Estudo identifica tamanduás-bandeira por padrões na pelagem

Catálogo inédito mapeia listras, manchas e braceletes que ajudam a distinguir cada animal no Pantanal e no Cerrado
Tamanduá-bandeira com padrões únicos na pelagem no Cerrado — identificação de tamanduás-bandeira pela pelagem

Um estudo publicado na revista científica Mammal Research criou o primeiro catálogo visual estruturado com os padrões de pelagem do tamanduá-bandeira (Myrmecophaga tridactyla), espécie avaliada como Vulnerável à extinção no Brasil.

A pesquisa, assinada por quatro cientistas, analisou 553 registros de armadilhas fotográficas no Pantanal e no Cerrado e selecionou 36 imagens para mapear listras dorsais, manchas nos cotovelos e o bracelete das patas dianteiras.

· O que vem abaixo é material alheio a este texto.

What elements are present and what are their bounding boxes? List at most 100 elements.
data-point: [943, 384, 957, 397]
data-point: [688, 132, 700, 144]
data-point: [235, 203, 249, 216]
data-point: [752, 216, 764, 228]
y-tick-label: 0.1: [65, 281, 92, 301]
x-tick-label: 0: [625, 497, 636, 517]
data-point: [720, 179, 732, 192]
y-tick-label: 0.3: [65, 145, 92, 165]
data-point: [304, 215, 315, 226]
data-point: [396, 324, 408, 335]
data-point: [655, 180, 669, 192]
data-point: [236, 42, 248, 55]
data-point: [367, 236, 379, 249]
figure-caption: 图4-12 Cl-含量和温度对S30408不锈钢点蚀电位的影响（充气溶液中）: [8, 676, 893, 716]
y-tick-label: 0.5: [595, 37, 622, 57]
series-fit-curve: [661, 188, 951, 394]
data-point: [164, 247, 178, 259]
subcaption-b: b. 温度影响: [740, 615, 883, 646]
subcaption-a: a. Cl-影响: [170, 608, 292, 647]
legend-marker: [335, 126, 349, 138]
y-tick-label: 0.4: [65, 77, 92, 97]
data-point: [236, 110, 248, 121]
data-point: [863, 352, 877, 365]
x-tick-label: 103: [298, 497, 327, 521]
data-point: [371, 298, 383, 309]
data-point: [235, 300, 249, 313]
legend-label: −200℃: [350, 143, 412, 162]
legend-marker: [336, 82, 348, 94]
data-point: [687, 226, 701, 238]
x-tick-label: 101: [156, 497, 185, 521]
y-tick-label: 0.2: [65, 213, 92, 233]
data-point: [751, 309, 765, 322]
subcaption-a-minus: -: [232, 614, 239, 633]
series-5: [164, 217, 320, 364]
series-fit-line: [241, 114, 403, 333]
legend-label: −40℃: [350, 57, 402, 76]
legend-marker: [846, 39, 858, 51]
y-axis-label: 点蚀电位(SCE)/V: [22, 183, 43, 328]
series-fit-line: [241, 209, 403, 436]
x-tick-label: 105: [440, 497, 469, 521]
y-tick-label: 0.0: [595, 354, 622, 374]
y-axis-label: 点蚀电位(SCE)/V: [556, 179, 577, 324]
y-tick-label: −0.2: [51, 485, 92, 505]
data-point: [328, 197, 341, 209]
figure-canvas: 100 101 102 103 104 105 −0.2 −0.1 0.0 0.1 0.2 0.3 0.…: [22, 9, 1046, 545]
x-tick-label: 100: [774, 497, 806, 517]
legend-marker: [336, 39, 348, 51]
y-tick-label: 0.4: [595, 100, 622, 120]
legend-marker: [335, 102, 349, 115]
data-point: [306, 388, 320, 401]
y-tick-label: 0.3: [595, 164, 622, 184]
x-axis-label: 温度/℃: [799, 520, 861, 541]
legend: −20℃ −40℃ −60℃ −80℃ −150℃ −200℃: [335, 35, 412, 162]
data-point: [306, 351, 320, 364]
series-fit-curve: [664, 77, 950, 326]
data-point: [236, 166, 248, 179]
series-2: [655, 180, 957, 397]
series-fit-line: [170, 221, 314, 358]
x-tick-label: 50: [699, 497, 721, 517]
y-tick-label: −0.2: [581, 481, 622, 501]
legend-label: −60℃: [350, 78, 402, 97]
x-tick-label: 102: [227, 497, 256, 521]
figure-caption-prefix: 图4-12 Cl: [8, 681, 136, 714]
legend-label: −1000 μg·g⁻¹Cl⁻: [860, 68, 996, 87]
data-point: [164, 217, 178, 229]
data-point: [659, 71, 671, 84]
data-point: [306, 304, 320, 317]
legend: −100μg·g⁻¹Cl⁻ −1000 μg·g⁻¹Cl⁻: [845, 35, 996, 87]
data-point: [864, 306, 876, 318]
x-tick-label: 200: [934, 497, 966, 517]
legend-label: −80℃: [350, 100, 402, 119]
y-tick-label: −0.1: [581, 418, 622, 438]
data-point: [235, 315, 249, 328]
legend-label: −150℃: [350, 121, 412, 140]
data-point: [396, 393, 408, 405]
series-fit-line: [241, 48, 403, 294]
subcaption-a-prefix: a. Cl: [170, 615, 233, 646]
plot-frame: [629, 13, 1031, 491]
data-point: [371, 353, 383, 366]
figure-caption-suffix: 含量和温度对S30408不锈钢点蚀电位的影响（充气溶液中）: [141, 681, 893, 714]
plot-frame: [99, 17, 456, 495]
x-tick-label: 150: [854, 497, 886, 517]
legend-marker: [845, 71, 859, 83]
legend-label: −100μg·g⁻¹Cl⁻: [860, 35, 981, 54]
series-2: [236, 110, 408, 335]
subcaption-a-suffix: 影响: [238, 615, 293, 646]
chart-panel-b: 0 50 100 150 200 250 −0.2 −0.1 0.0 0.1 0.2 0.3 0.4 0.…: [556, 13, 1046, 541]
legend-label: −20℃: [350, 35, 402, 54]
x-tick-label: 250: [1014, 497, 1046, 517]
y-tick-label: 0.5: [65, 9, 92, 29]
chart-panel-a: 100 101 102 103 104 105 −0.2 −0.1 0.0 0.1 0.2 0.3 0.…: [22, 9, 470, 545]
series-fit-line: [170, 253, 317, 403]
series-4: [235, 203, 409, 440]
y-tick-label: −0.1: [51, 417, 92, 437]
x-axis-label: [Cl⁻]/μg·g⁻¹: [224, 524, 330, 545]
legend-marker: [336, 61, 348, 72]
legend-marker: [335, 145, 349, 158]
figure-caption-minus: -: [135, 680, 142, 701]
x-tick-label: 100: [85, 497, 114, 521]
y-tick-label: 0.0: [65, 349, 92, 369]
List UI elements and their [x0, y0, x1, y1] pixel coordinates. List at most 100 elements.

Segundo os pesquisadores, a identificação individual se torna mais confiável quando várias características da pelagem são analisadas em conjunto. “Uma única marca pode ser semelhante entre dois animais, mas a combinação de diferentes padrões fornece muito mais informação para diferenciá-los”, explica Alessandra Bertassoni, do Instituto Nacional da Mata Atlântica (INMA) e uma das autoras do artigo.

Um método replicável

Estudos anteriores já haviam demonstrado que é possível reconhecer indivíduos de tamanduá-bandeira pela pelagem, mas o novo catálogo organiza essas variações de forma padronizada. A sistematização facilita a comparação entre imagens obtidas em diferentes armadilhas fotográficas e reduz a margem de erro na hora de distinguir um animal do outro.

As diferenças mapeadas envolvem tamanho, formato e contraste das marcas, características que variam de animal para animal como um traço individual, semelhante ao padrão de listras que distingue uma zebra da outra.

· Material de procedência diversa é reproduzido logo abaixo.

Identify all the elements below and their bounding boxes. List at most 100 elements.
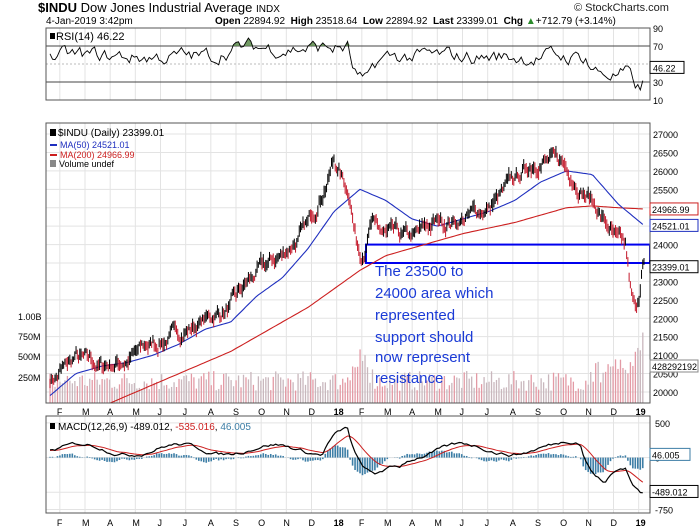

A ferramenta deve beneficiar diretamente estudos sobre tamanho e dinâmica das populações de tamanduá-bandeira, além de pesquisas sobre deslocamento e uso do espaço pela espécie. Como o levantamento depende de armadilhas fotográficas espalhadas pelo Pantanal e pelo Cerrado, contar com um critério visual padronizado reduz o trabalho manual de análise das imagens.

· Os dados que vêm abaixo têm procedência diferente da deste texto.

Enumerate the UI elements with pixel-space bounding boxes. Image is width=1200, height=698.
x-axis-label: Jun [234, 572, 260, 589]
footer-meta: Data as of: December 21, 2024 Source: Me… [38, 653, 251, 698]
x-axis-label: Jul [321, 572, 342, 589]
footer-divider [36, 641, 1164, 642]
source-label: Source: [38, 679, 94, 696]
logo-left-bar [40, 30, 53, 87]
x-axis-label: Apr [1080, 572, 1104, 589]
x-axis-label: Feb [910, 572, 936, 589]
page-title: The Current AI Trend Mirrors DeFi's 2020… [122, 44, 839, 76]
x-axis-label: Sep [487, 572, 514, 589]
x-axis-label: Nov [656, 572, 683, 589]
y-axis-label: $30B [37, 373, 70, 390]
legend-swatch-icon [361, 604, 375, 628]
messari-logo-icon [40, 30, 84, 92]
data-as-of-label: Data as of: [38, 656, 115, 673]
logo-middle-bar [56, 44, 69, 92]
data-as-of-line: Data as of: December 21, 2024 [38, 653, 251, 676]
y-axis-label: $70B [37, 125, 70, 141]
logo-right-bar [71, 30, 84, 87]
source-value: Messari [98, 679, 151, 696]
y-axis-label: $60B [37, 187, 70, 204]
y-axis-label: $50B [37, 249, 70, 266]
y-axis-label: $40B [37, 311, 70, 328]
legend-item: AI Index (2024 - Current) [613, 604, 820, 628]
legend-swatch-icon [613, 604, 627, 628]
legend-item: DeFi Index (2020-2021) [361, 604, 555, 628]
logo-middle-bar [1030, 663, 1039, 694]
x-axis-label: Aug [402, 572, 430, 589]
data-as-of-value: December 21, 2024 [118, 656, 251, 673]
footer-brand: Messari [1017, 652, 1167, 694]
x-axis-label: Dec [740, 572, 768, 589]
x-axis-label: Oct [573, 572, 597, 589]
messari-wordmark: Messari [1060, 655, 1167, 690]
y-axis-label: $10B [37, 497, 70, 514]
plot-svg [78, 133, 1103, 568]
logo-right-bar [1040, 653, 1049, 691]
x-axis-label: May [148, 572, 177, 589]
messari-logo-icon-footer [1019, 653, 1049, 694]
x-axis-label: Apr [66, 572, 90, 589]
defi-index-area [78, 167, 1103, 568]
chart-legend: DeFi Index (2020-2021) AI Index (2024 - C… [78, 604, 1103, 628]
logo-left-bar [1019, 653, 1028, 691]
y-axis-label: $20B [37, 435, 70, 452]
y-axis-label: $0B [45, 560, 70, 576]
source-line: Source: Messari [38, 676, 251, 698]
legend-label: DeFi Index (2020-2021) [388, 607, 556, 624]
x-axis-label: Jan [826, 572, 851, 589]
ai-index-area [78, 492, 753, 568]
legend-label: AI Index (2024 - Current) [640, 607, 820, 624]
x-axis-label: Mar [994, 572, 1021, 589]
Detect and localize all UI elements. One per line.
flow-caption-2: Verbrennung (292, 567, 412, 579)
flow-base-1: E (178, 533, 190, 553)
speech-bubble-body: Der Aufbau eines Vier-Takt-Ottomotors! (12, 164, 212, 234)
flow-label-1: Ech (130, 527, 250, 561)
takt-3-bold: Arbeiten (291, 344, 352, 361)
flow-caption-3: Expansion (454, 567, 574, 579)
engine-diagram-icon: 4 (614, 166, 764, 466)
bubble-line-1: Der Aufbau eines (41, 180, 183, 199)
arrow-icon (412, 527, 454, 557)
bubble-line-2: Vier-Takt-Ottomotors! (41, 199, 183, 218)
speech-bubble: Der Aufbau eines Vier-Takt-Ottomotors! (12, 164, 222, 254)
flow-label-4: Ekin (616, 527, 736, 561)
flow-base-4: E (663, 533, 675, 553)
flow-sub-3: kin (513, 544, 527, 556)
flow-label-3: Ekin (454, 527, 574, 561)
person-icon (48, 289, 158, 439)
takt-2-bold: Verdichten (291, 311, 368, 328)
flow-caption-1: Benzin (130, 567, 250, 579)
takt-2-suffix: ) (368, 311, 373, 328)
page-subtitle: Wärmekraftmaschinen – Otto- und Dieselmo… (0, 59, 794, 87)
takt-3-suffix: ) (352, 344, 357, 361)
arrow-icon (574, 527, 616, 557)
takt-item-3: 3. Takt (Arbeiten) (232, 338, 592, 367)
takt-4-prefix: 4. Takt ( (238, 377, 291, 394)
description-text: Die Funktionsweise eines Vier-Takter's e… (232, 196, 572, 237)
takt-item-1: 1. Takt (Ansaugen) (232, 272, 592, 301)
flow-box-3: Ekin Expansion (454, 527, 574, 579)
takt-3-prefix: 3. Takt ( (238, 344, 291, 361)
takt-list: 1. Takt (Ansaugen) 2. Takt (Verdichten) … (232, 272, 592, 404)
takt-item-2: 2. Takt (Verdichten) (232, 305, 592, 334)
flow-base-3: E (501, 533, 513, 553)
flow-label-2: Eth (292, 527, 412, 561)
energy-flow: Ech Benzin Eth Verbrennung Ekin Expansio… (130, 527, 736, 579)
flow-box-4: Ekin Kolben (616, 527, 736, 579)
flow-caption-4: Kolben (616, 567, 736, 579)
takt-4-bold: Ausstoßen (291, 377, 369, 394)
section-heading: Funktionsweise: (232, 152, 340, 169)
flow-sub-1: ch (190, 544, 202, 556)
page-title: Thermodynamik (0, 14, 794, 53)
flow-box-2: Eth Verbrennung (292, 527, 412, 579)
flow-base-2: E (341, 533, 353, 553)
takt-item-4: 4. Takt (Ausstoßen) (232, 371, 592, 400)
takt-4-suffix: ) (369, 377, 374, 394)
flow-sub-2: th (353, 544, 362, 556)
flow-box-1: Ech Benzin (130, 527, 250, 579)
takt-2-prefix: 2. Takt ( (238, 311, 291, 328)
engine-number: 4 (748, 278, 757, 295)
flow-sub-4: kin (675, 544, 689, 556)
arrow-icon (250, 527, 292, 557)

Caminho aberto para a inteligência artificial

O catálogo também deve servir de base para sistemas automatizados de reconhecimento individual baseados em inteligência artificial, tecnologia que promete acelerar a triagem de milhares de fotos captadas em campo. Como o tamanduá-bandeira é classificado como Vulnerável à extinção no Brasil, ferramentas que agilizam o monitoramento populacional são consideradas estratégicas para orientar ações de conservação da espécie no Cerrado e no Pantanal.